At a third-quarter conference call with analysts in December, Schoonover laid out a strategic plan for fiscal year 2009. Rather than a growth strategy, his plan includes "fixing" at least three lines of business. "We remain committed to a strategy that leads to improved sales and profitability in the near and long term," he said in the call. The only growth areas Schoonover was able to cite were the company's Firedog service—which handles computer repairs, home theater installations, and tech support—and its direct-channel business, which includes sales that originate with Circuit City's Web site and call centers. But those areas combined make up less than 20% of the company's overall sales.

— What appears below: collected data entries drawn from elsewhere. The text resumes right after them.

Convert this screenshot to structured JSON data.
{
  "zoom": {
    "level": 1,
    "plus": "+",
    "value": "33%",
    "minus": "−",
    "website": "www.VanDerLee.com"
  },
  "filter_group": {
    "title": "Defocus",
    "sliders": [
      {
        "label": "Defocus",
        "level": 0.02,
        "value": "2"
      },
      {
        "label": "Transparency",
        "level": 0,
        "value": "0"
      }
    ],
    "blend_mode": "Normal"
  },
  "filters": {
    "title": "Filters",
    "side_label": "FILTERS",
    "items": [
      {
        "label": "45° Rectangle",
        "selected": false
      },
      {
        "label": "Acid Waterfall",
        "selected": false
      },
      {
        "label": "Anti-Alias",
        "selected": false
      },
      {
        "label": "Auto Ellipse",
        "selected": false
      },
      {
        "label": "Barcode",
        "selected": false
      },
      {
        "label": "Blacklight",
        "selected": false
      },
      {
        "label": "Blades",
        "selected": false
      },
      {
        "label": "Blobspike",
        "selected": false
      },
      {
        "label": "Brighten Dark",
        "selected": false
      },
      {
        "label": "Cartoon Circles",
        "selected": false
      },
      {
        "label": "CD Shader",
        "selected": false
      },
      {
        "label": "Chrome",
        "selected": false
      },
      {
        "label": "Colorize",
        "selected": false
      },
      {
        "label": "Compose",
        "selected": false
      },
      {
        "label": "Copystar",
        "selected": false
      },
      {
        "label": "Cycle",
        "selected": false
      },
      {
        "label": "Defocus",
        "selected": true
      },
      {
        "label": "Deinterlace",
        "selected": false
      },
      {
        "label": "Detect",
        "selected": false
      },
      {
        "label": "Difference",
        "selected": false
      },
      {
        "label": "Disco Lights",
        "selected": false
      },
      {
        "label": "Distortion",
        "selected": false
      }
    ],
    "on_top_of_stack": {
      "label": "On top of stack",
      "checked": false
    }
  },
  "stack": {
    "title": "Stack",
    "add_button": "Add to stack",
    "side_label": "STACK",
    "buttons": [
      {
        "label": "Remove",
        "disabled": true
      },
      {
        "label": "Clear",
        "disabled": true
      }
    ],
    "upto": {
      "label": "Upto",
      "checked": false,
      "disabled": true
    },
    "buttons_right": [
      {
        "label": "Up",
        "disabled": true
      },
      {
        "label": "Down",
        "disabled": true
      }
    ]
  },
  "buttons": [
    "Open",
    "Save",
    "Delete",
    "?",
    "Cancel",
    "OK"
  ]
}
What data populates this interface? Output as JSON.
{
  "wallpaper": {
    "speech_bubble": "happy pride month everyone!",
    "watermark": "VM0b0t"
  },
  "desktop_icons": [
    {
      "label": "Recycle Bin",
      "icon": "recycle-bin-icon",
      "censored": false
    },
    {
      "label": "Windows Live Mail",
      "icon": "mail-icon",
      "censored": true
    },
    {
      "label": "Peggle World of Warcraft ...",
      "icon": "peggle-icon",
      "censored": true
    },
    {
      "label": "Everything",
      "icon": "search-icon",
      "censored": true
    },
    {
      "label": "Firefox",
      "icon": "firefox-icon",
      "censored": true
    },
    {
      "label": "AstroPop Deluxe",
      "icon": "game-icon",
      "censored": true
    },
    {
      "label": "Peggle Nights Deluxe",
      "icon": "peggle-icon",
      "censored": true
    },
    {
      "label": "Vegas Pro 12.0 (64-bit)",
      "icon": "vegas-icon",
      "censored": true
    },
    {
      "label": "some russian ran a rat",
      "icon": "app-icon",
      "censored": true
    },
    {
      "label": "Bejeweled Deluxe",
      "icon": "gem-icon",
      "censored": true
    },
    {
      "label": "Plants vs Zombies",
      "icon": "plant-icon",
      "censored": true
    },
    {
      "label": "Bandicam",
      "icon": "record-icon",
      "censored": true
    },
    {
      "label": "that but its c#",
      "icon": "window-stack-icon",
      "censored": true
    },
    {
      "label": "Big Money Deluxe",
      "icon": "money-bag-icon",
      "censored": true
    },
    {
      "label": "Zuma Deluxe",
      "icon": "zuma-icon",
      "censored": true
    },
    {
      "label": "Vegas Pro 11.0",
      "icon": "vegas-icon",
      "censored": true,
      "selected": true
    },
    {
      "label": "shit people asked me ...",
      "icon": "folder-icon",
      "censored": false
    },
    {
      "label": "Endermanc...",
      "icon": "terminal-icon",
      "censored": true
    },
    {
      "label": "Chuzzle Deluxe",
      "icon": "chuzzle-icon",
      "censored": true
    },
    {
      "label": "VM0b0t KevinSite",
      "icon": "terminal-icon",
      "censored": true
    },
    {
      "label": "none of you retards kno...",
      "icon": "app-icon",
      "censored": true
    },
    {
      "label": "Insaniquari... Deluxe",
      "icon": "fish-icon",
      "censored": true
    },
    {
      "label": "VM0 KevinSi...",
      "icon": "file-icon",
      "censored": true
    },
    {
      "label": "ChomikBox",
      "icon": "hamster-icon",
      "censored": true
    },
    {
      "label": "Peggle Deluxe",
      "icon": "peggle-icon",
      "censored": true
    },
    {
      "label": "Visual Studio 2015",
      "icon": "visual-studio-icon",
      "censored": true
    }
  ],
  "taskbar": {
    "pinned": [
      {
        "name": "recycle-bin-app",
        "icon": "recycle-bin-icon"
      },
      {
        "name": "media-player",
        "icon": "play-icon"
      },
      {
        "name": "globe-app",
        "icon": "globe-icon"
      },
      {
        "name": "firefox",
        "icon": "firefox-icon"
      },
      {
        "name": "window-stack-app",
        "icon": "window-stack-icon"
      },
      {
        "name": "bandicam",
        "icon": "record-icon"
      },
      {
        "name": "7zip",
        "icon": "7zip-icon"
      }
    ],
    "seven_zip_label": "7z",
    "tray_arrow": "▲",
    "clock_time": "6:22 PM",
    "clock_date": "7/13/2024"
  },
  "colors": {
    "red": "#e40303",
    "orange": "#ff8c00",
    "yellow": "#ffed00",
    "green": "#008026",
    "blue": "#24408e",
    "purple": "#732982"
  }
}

Circuit City's shares are now trading at 4.43, down 75% in the past year.
Layoffs Hurt Sales
The consumer electronics chain is also feeling the impact of laying off 3,400 highly paid workers, including some of its most experienced salespeople. Items that require more sales-floor expertise, such as higher-margin home theater systems and warranties, subsequently suffered a decline in sales.
Now Circuit City is under pressure to turn around its sales performance at a time when consumers have closed their wallets (BusinessWeek.com, 3/26/08) to big-ticket items and most discretionary spending. Its annual shareholder meeting takes place in June, at which Wattles will have a chance to place his slate of five new directors up for a vote. "Unless their performance changes between now and June, Circuit City knows that there will be material change at the executive or board level," says Wattles.
Goldman Sachs analyst Matthew Fassler says in a recent report that he's encouraged by Wattles' continued activism. Still, he expects Circuit City will have a tough time in a "bleak" environment where consumer spending is weak, TV prices are declining, and there is strong competition from all sides.